The prosecuting attorney later dropped the charges for what he called lack of evidence and the appearance that the whole story may have been fabricated to improve Jasmine's mother's chance in the divorce case. The prosecutor said he didn't believe that, but that that's how it appeared.
Jasmine's mother argued that the case against her husband was dismissed because he held a respected position in the community and was friends with several police officers and elected officials. She charged that he passed a lie detector test only because he was doped up at the time he took it.
Jasmine ended up having to repeat the third grade because she was held out of school so much that year for reasons related to the rape charges.
Now that she lives hundreds of miles from where her worst nightmare occurred, Jasmine is trying to be like other little girls.
"I was antisocial for quite awhile," she said.
She didn't have enough trust to be comfortable around people, her father said. Now she enjoys singing and dancing.
"I like just normal stuff," Jasmine said. "I'm going to try out for cheerleading next year."
Later this summer, Jasmine will leave the relative isolation and safety of north central Montana and return to visit her mother in California. She knows down to the minute and right off the top of her head how long she'll be at her mom's home. "S weeks, one day and 10 minutes," she said an instant after being asked the duration of her visit.
Jasmine has been receiving counseling from numerous sources since the incidents first came to light, she said, and is still traveling to Havre regularly to see a counselor here.

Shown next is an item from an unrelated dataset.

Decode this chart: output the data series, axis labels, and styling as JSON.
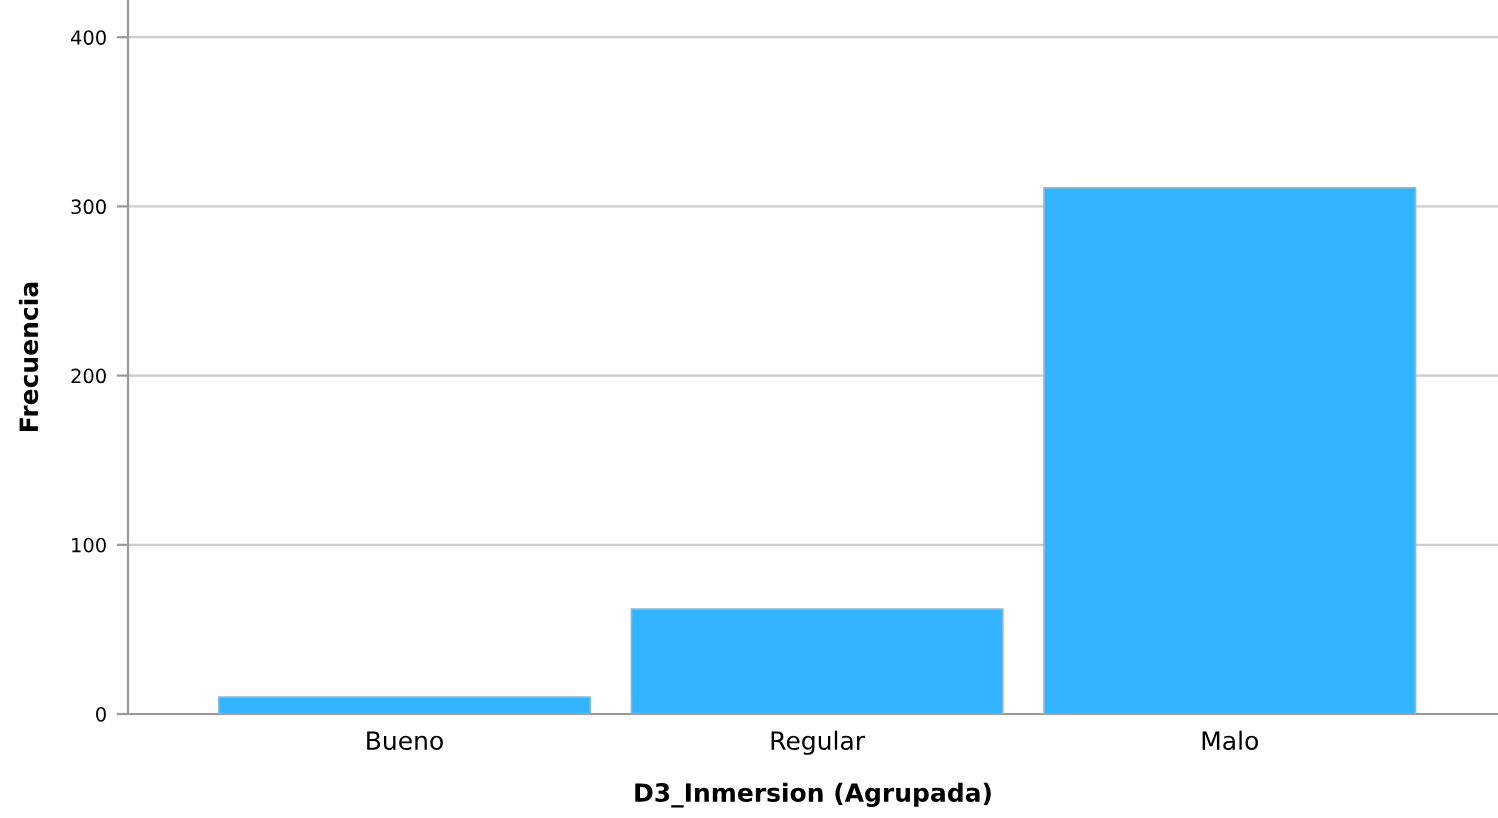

Now that she is reclaiming the childhood that she lost beginning in 1994, Jasmine wants to share her experience, strength and hope with others. The gregarious 12-year-old admits that the road back has been long and hard, but she wants other children and their parents to know that help is available to them.
She also hopes that making her story public will wipe away some of the doubts that parents, educators, friends, family members and neighbors have about the sexual abuse that they suspect is going on.
"I don't want people to go through what I had to," Jasmine said. "It really hurts."